For weeping wisteria in the spring and blossoming chrysanthemums to brighten up your autumn, this beautiful shrine in downtown Tokyo is a must-visit.
Built in 1661, Kameido Tenjin Shrine is located in Tokyo’s Koto Ward in a sleepy, downtown area known as shitamachi (traditional area). The shrine is an integral part of local life, and if you’re lucky enough, you might catch a Japanese wedding ceremony or blessings of pregnant women and newborns being performed there.
The shrine, with its signature red bridge and scenic seasonal flowers, is also a place of worship for the Shinto god of learning. The three bridges leading to the main shrine are said to represent life, with the onnabashi (woman’s bridge), otokobashi(men’s bridge), and hirabashi. The picturesque arches represent the future, past, and present, respectively.
The kamein Kameido means turtle in Japanese, and you will see plenty of them sunbathing in the shrine’s pond. Watch these cute reptiles as you take in the shrine’s architecture and wisteria trellises.
Seasonal festivals and flowers
Visit in winter, and you will see Japanese students braving the cold and feverishly writing on ema(wish boards), eager to ace their entrance exams and get accepted to their school of choice. Wish them a heartfelt “Ganbatte!” (“Good luck!”) to lift their spirits.
Visit in summer for Reitaisai, the main festival of the shrine held in late August every four years.

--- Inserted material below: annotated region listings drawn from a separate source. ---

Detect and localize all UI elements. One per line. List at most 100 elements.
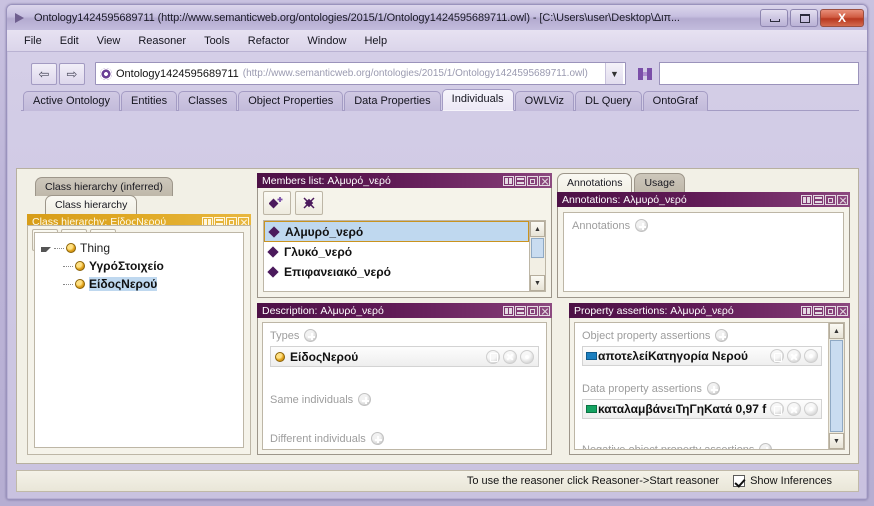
tab-data-properties[interactable]: Data Properties [344, 91, 441, 111]
tab-object-properties[interactable]: Object Properties [238, 91, 344, 111]
class-icon [275, 351, 285, 362]
edit-assertion-icon[interactable] [770, 349, 784, 363]
class-hierarchy-tree[interactable]: Thing ΥγρόΣτοιχείο ΕίδοςΝερού [34, 232, 244, 448]
tab-classes[interactable]: Classes [178, 91, 238, 111]
scroll-up-button[interactable]: ▲ [829, 323, 844, 339]
stack-view-icon[interactable] [515, 305, 526, 316]
edit-type-icon[interactable] [486, 349, 500, 364]
split-view-icon[interactable] [503, 305, 514, 316]
scrollbar-thumb[interactable] [830, 340, 843, 432]
maximize-panel-icon[interactable] [527, 305, 538, 316]
members-list[interactable]: Αλμυρό_νερό Γλυκό_νερό Επιφανειακό_νερό [263, 220, 530, 292]
forward-button[interactable]: ⇨ [59, 62, 85, 85]
stack-view-icon[interactable] [515, 175, 526, 186]
description-panel: Description: Αλμυρό_νερό Types ΕίδοςΝερο… [257, 303, 552, 455]
delete-assertion-icon[interactable] [787, 402, 801, 416]
tab-owlviz[interactable]: OWLViz [514, 91, 574, 111]
maximize-panel-icon[interactable] [527, 175, 538, 186]
add-negative-object-property-assertion-button[interactable] [759, 443, 773, 449]
add-type-button[interactable] [304, 329, 318, 342]
menu-reasoner[interactable]: Reasoner [129, 33, 195, 49]
split-view-icon[interactable] [801, 305, 812, 316]
delete-type-icon[interactable] [503, 349, 517, 364]
delete-assertion-icon[interactable] [787, 349, 801, 363]
tree-node-eidosnerou[interactable]: ΕίδοςΝερού [39, 275, 239, 293]
close-panel-icon[interactable] [539, 305, 550, 316]
add-annotation-button[interactable] [635, 219, 649, 232]
maximize-panel-icon[interactable] [825, 305, 836, 316]
split-view-icon[interactable] [503, 175, 514, 186]
tree-node-thing[interactable]: Thing [39, 239, 239, 257]
data-property-icon [586, 405, 597, 413]
property-assertions-header-buttons [801, 305, 848, 316]
menu-refactor[interactable]: Refactor [239, 33, 299, 49]
members-header-buttons [503, 175, 550, 186]
scroll-down-button[interactable]: ▼ [530, 275, 545, 291]
maximize-panel-icon[interactable] [825, 194, 836, 205]
tree-node-label: ΥγρόΣτοιχείο [89, 259, 164, 273]
property-assertions-scrollbar[interactable]: ▲ ▼ [828, 323, 844, 449]
tab-ontograf[interactable]: OntoGraf [642, 91, 708, 111]
back-button[interactable]: ⇦ [31, 62, 57, 85]
close-panel-icon[interactable] [837, 305, 848, 316]
add-data-property-assertion-button[interactable] [706, 382, 720, 395]
members-list-scroll-area: Αλμυρό_νερό Γλυκό_νερό Επιφανειακό_νερό [263, 220, 546, 292]
tree-node-label: Thing [80, 241, 111, 255]
list-item[interactable]: Γλυκό_νερό [264, 242, 529, 262]
tab-class-hierarchy-inferred[interactable]: Class hierarchy (inferred) [35, 177, 173, 196]
search-input[interactable] [659, 62, 859, 85]
add-individual-button[interactable] [263, 191, 291, 215]
ontology-selector[interactable]: Ontology1424595689711 (http://www.semant… [95, 62, 626, 85]
tab-entities[interactable]: Entities [121, 91, 178, 111]
edit-assertion-icon[interactable] [770, 402, 784, 416]
menu-window[interactable]: Window [298, 33, 355, 49]
menu-help[interactable]: Help [355, 33, 396, 49]
scrollbar-thumb[interactable] [531, 238, 544, 258]
delete-individual-button[interactable] [295, 191, 323, 215]
tab-dl-query[interactable]: DL Query [574, 91, 642, 111]
menu-edit[interactable]: Edit [51, 33, 88, 49]
list-item[interactable]: Επιφανειακό_νερό [264, 262, 529, 282]
scroll-down-button[interactable]: ▼ [829, 433, 844, 449]
expand-triangle-icon[interactable] [41, 246, 51, 252]
annotations-body: Annotations [557, 207, 850, 298]
scroll-up-button[interactable]: ▲ [530, 221, 545, 237]
split-view-icon[interactable] [801, 194, 812, 205]
menu-tools[interactable]: Tools [195, 33, 239, 49]
types-section: Types [270, 329, 539, 342]
object-property-assertion-row[interactable]: αποτελείΚατηγορία Νερού [582, 346, 822, 366]
assertion-options-icon[interactable] [804, 349, 818, 363]
minimize-button[interactable] [760, 8, 788, 27]
checkbox-icon[interactable] [733, 475, 746, 487]
tab-annotations[interactable]: Annotations [557, 173, 633, 192]
show-inferences-checkbox[interactable]: Show Inferences [733, 475, 832, 487]
maximize-button[interactable] [790, 8, 818, 27]
tab-usage[interactable]: Usage [634, 173, 685, 192]
tab-individuals[interactable]: Individuals [441, 89, 514, 111]
assertion-options-icon[interactable] [804, 402, 818, 416]
tree-connector [54, 247, 64, 249]
chevron-down-icon[interactable]: ▼ [605, 63, 623, 84]
add-object-property-assertion-button[interactable] [715, 329, 729, 342]
add-same-individual-button[interactable] [358, 393, 372, 406]
show-inferences-label: Show Inferences [750, 475, 832, 487]
description-header: Description: Αλμυρό_νερό [257, 303, 552, 318]
members-vertical-scrollbar[interactable]: ▲ ▼ [530, 220, 546, 292]
close-button[interactable]: X [820, 8, 864, 27]
binoculars-icon[interactable] [634, 63, 656, 85]
type-row[interactable]: ΕίδοςΝερού [270, 346, 539, 367]
tree-node-ygrostoixeio[interactable]: ΥγρόΣτοιχείο [39, 257, 239, 275]
stack-view-icon[interactable] [813, 194, 824, 205]
tab-class-hierarchy[interactable]: Class hierarchy [45, 195, 138, 214]
close-panel-icon[interactable] [837, 194, 848, 205]
add-different-individual-button[interactable] [370, 432, 384, 445]
scrollbar-track[interactable] [530, 259, 545, 275]
type-options-icon[interactable] [520, 349, 534, 364]
stack-view-icon[interactable] [813, 305, 824, 316]
menu-file[interactable]: File [15, 33, 51, 49]
list-item[interactable]: Αλμυρό_νερό [264, 221, 529, 242]
data-property-assertion-row[interactable]: καταλαμβάνειΤηΓηΚατά 0,97 f [582, 399, 822, 419]
tab-active-ontology[interactable]: Active Ontology [23, 91, 121, 111]
close-panel-icon[interactable] [539, 175, 550, 186]
menu-view[interactable]: View [88, 33, 130, 49]
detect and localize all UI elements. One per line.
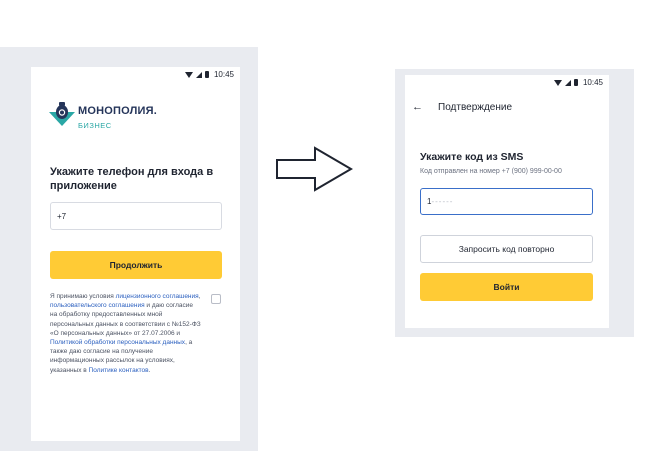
contacts-policy-link[interactable]: Политике контактов xyxy=(89,367,149,374)
sms-code-input[interactable]: 1------ xyxy=(420,188,593,215)
consent-checkbox[interactable] xyxy=(211,294,221,304)
license-agreement-link[interactable]: лицензионного соглашения xyxy=(116,293,199,300)
arrow-left-icon[interactable]: ← xyxy=(412,101,428,113)
arrow-right-outline-icon xyxy=(276,146,353,192)
sms-code-placeholder: ------ xyxy=(431,197,454,206)
signal-icon xyxy=(195,71,202,78)
battery-icon xyxy=(573,79,578,86)
page-title: Подтверждение xyxy=(438,101,513,113)
wifi-icon xyxy=(553,79,562,86)
brand-logo: МОНОПОЛИЯ. БИЗНЕС xyxy=(49,99,157,130)
privacy-policy-link[interactable]: Политикой обработки персональных данных xyxy=(50,339,185,346)
brand-subtitle: БИЗНЕС xyxy=(78,121,112,130)
phone-input[interactable]: +7 xyxy=(50,202,222,230)
login-heading: Укажите телефон для входа в приложение xyxy=(50,166,214,192)
battery-icon xyxy=(204,71,209,78)
confirm-screen-frame: 10:45 ← Подтверждение Укажите код из SMS… xyxy=(395,69,634,337)
status-time: 10:45 xyxy=(582,78,603,87)
wifi-icon xyxy=(184,71,193,78)
sms-heading: Укажите код из SMS xyxy=(420,151,524,163)
status-bar: 10:45 xyxy=(184,70,234,79)
login-button[interactable]: Войти xyxy=(420,273,593,301)
status-bar: 10:45 xyxy=(553,78,603,87)
signal-icon xyxy=(564,79,571,86)
resend-code-button[interactable]: Запросить код повторно xyxy=(420,235,593,263)
brand-name: МОНОПОЛИЯ. xyxy=(78,105,157,117)
continue-button[interactable]: Продолжить xyxy=(50,251,222,279)
login-screen: 10:45 МОНОПОЛИЯ. БИЗНЕС Укажите телефон … xyxy=(31,67,240,441)
status-time: 10:45 xyxy=(213,70,234,79)
login-screen-frame: 10:45 МОНОПОЛИЯ. БИЗНЕС Укажите телефон … xyxy=(0,47,258,451)
user-agreement-link[interactable]: пользовательского соглашения xyxy=(50,302,145,309)
confirm-screen: 10:45 ← Подтверждение Укажите код из SMS… xyxy=(405,75,609,328)
moneybag-logo-icon xyxy=(49,102,75,126)
app-bar: ← Подтверждение xyxy=(405,95,609,119)
code-sent-text: Код отправлен на номер +7 (900) 999-00-0… xyxy=(420,168,562,175)
consent-text: Я принимаю условия лицензионного соглаше… xyxy=(50,293,201,374)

A picturesque temple with stunning views of Tokyo Sky Tree, Kameido Tenjin truly comes alive during Golden Week, a Japanese holiday every May, when its wisteria bloom for the Wisteria Festival. Be sure to bring your camera because the azalea shrubs complement the pale color of the wisteria petals, giving you the perfect background for a selfie. Expect crowds during Golden Week, but rest assured that you will have ample opportunity to maneuver around the grounds day or night, as the wisteria is lit up at night for evening visitors.
While the shrine’s main festival is during Golden Week, Kameido Tenjin Shrine also has a Plum Festival in February and Chrysanthemum Festival in October. Once you’ve toured the grounds of Kameido Tenjin, head to the nearby Japanese confectionery shop, Funabashiya, to try their famous kudzu mochiand other traditional sweets.